上田良二「明治180年の夢――あとがきに代えて」



結晶学と縁の深い、菊池正士〔1902〜1974〕の電子回折の実験と茅誠司〔1898〜1988〕の強磁性単結晶の実験は、ともに1928年の発表である。少し遅れるが、湯川秀樹〔1907〜1981〕の中間子理論(1935年)も同時代のものと見てよかろう。これらはいずれも、彼らに続いた後輩たちの憧れの的となった。

私は不思議なめぐりあわせで菊池先生の残された電子回折から始め、電子顕微鏡に進み、表面・微粒子の結晶学的研究をして、50余年の研究生活を終わった。その間、われわれは一応の水準を保ったが、菊池先生の右に出る者は現われなかった。ところが最近この分野から、菊池先生の右にせよ左にせよ、国際的に牽引力のある研究業績が出始めた。

菊池や茅の業績はおよそ明治60年にあたり、最近の業績が出始めたのが明治120年である。日本で近代的な自然科学が始まったのを明治元年とすると、60年ごとの区切りがあるらしく思われる。

私の知らない最初の60年間にも、国際的に評価される業績を残した日本人科学者はいる。しかし、彼らは西欧に留学してその伝統のもとで研究したのだから、彼らの業績を日本人自身のものとは言い難い。彼らの業績はむしろ、日本人にも自然科学の研究能力があることを示し、後輩を激励した点にある。日本人科学者が欧州に留学したとき、次は猿が来るだろうと言われた時代のことは、今の若手には想像もつくまい。

菊池、茅、湯川などは、西欧の学者に師事することなしにあの業績を挙げたのである。これが明治60年の節目を画した。しかし、当時の研究題目自体は欧米の産であり、日本への直輸入だったのである。だから、輝かしい業績も、もとを正せば日本の地盤で生まれたものではない。彼らの実験装置に輸入品が多かったことも見逃せない。例えば、菊池の回折装置は理化学研究所の工作室で作られたが、真空ポンプはすべて輸入品だった。西川正治〔1884〜1952〕が留学以前の1915年にスピネル結晶の構造解析に成功したのは、例外的な前兆と見るべきだろう。

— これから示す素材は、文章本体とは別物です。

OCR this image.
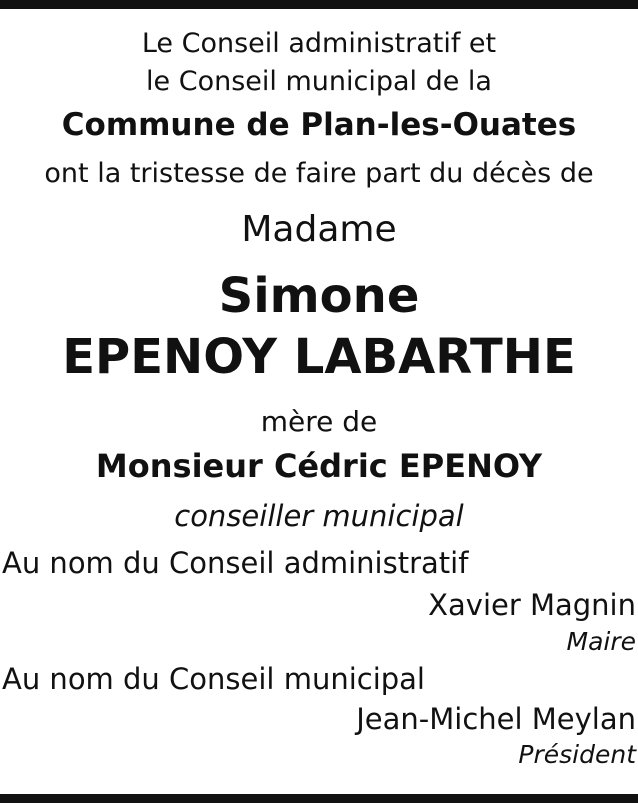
Le Conseil administratif et
le Conseil municipal de la
Commune de Plan-les-Ouates
ont la tristesse de faire part du décès de
Madame
Simone
EPENOY LABARTHE
mère de
Monsieur Cédric EPENOY
conseiller municipal
Au nom du Conseil administratif
Xavier Magnin
Maire
Au nom du Conseil municipal
Jean-Michel Meylan
Président
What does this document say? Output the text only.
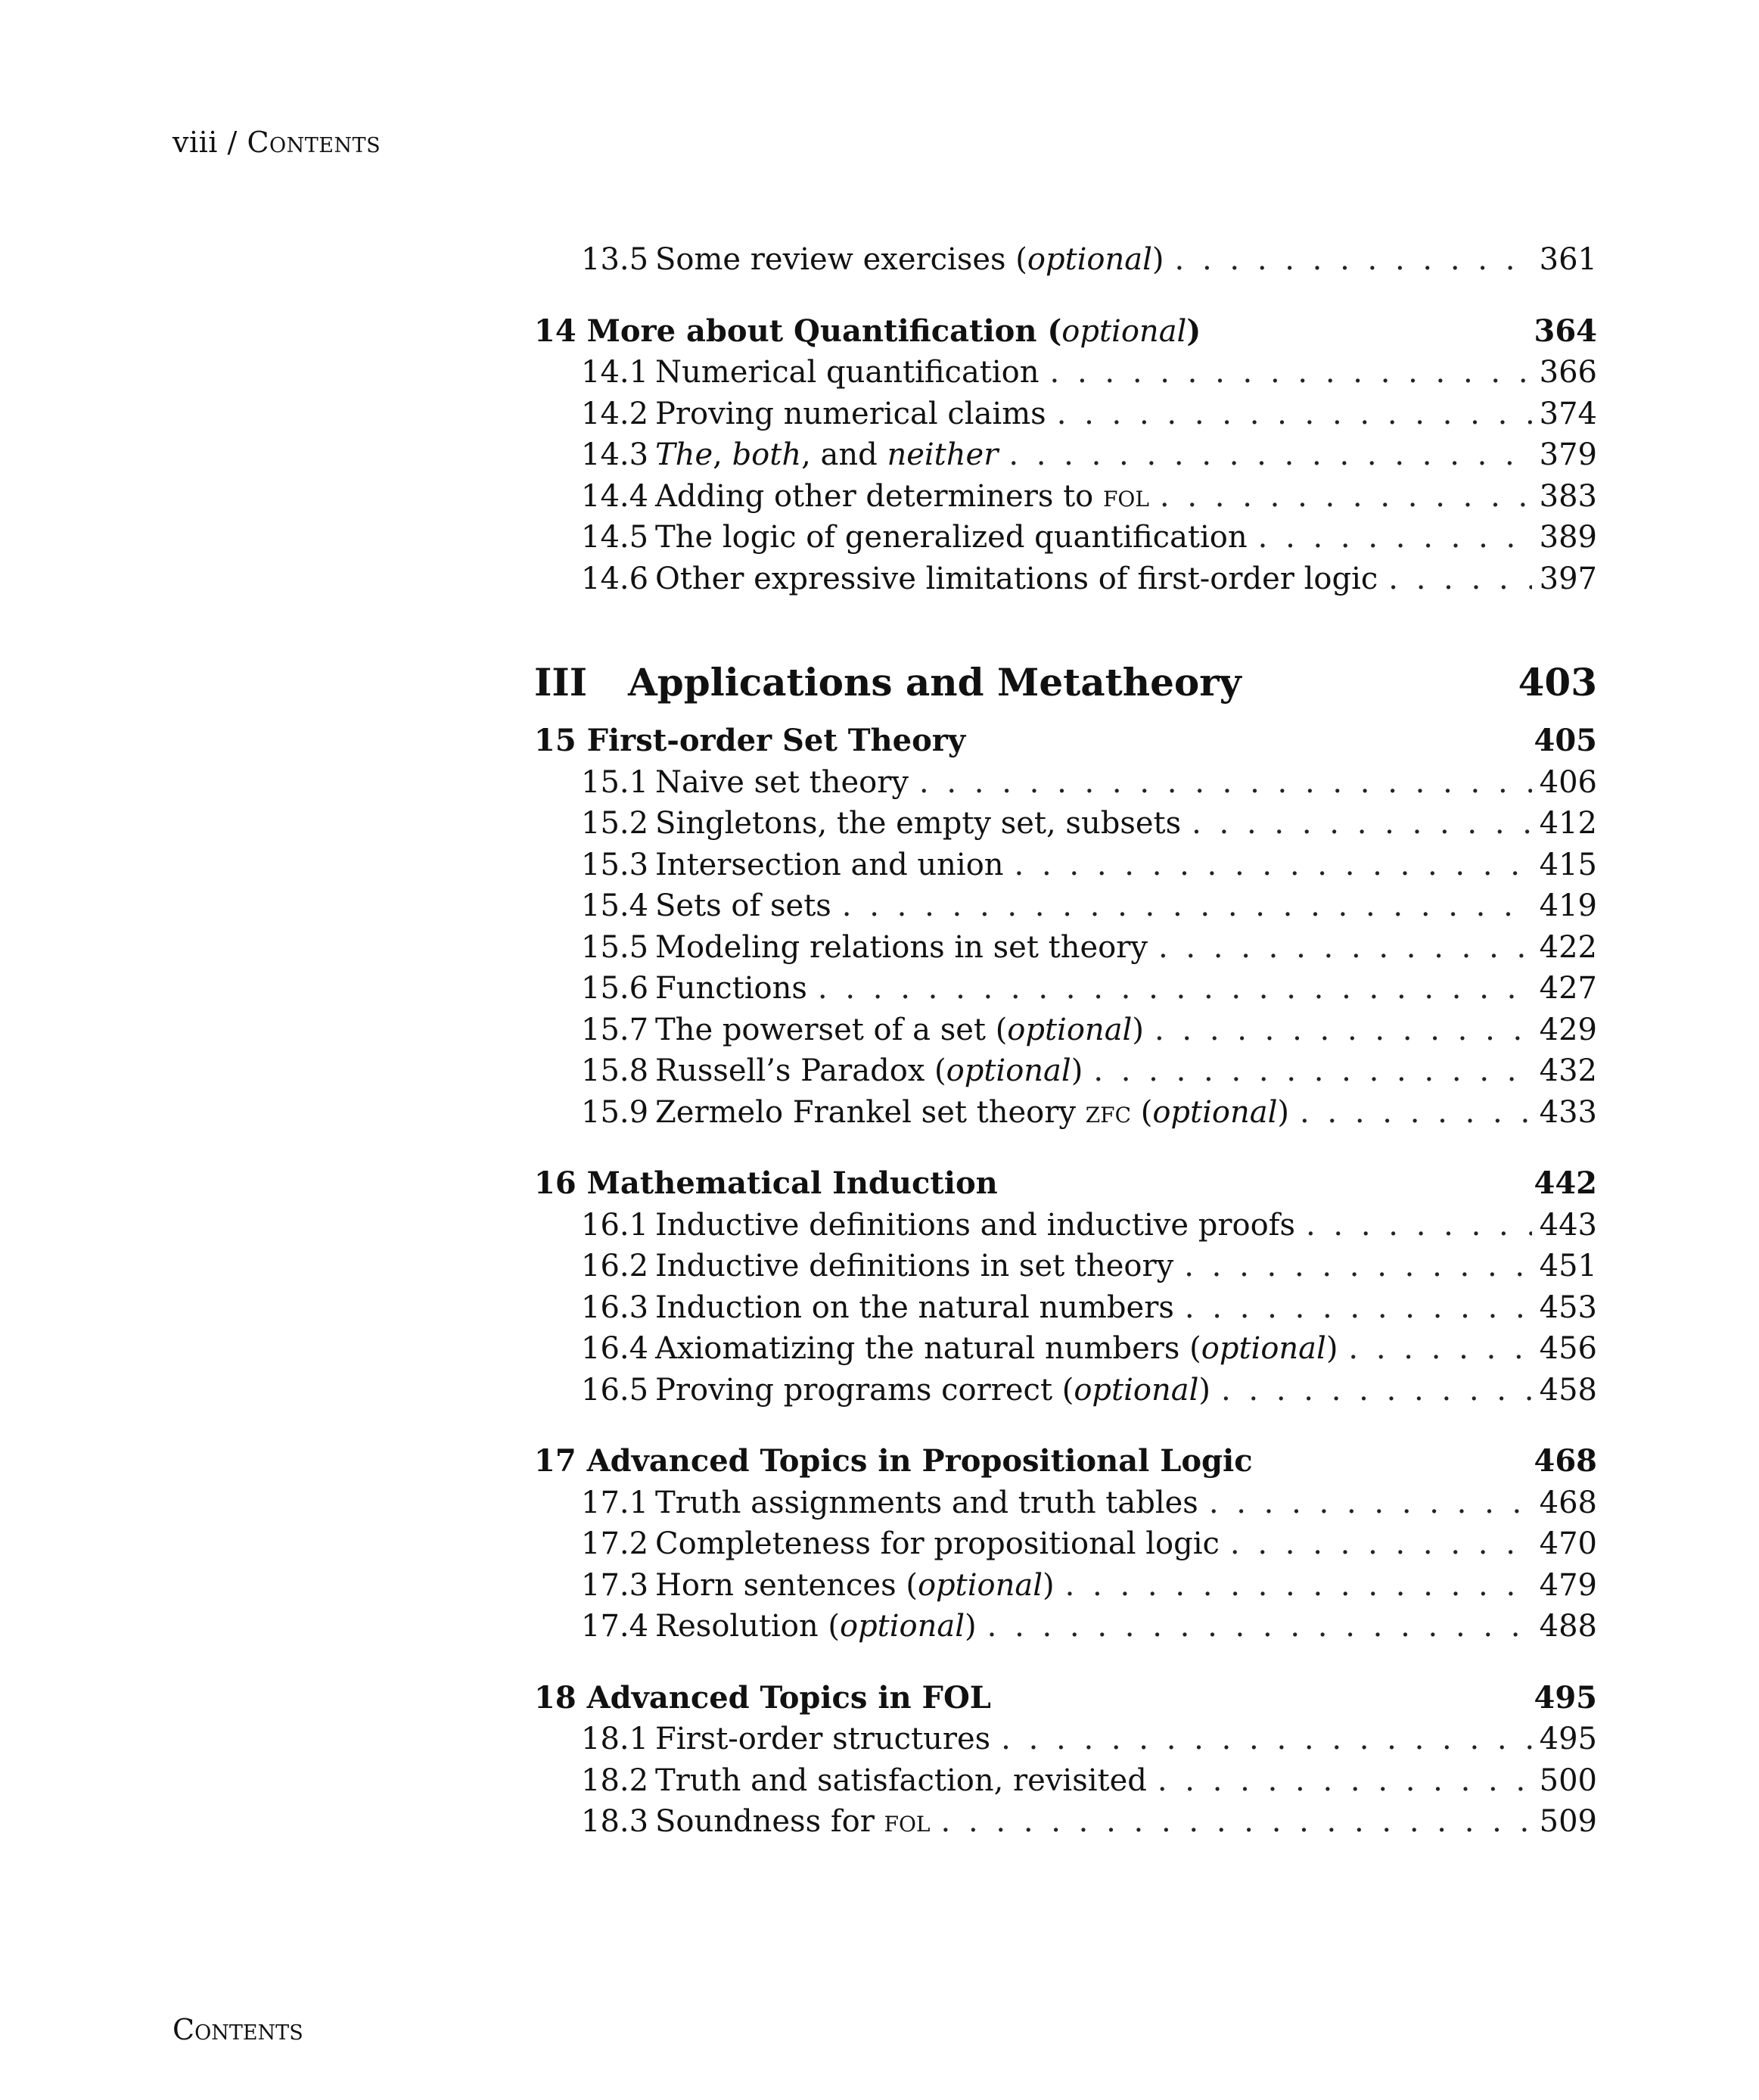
viii / Contents
13.5 Some review exercises (optional) . . .	361
14 More about Quantification (optional)	364
14.1 Numerical quantification . . .	366
14.2 Proving numerical claims . . .	374
14.3 The, both, and neither . . .	379
14.4 Adding other determiners to fol . . .	383
14.5 The logic of generalized quantification . . .	389
14.6 Other expressive limitations of first-order logic . . .	397
III	Applications and Metatheory	403
15 First-order Set Theory	405
15.1 Naive set theory . . .	406
15.2 Singletons, the empty set, subsets . . .	412
15.3 Intersection and union . . .	415
15.4 Sets of sets . . .	419
15.5 Modeling relations in set theory . . .	422
15.6 Functions . . .	427
15.7 The powerset of a set (optional) . . .	429
15.8 Russell’s Paradox (optional) . . .	432
15.9 Zermelo Frankel set theory zfc (optional) . . .	433
16 Mathematical Induction	442
16.1 Inductive definitions and inductive proofs . . .	443
16.2 Inductive definitions in set theory . . .	451
16.3 Induction on the natural numbers . . .	453
16.4 Axiomatizing the natural numbers (optional) . . .	456
16.5 Proving programs correct (optional) . . .	458
17 Advanced Topics in Propositional Logic	468
17.1 Truth assignments and truth tables . . .	468
17.2 Completeness for propositional logic . . .	470
17.3 Horn sentences (optional) . . .	479
17.4 Resolution (optional) . . .	488
18 Advanced Topics in FOL	495
18.1 First-order structures . . .	495
18.2 Truth and satisfaction, revisited . . .	500
18.3 Soundness for fol . . .	509
Contents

今日の日本は、60年前に比べれば自然科学の地味が肥えてきた。電子顕微鏡を例にとると、50年前は模倣だったが、今日では日本的な精巧美さえ見え始めた。そのなかに菊池以来の伝統が生きており、最近の研究が展開されている。これを日本の地に根づいたと言ってもはばかることはない。さりとて、基本的なことになると、古いところはやむを得ないとしても、最近のSTMにいたる多くのものを欧米に負っている。根づいたと言っても、その根が大して深くないことを忘れてはならない。

自然科学に国境はない。世界中で自分に最も適した研究室に行って自分の能力を最大限に発揮すべきだ、と言う人もいる。そのような人こそが、本当の自然科学者なのかもしれない。しかし私は、島国根性と評されても、日本にこだわり続けてきた。日本国内の教育には、及ばずながら努力した。また、外国の新しい流れに便乗する研究態度には今も批判的である。外国の新分野の輸入を嫌うのではない。他人のふんどしで根のない仕事をし、「追い越した」などと言って実力以上に自負することを、日本人として戒めたいのである。

日本の研究者の優れた能力は、60年ごとの進歩を見ればすでに証明済みである。今後は身のほどを知り、謙虚であってほしいと心から願っている。それさえ忘れなければ、さらに60年後には、日本に深い根を張った自然科学が茂り、日本の香りのする自然科学が輸出される日が来るだろう。それが、私の描いている明治180年の夢である。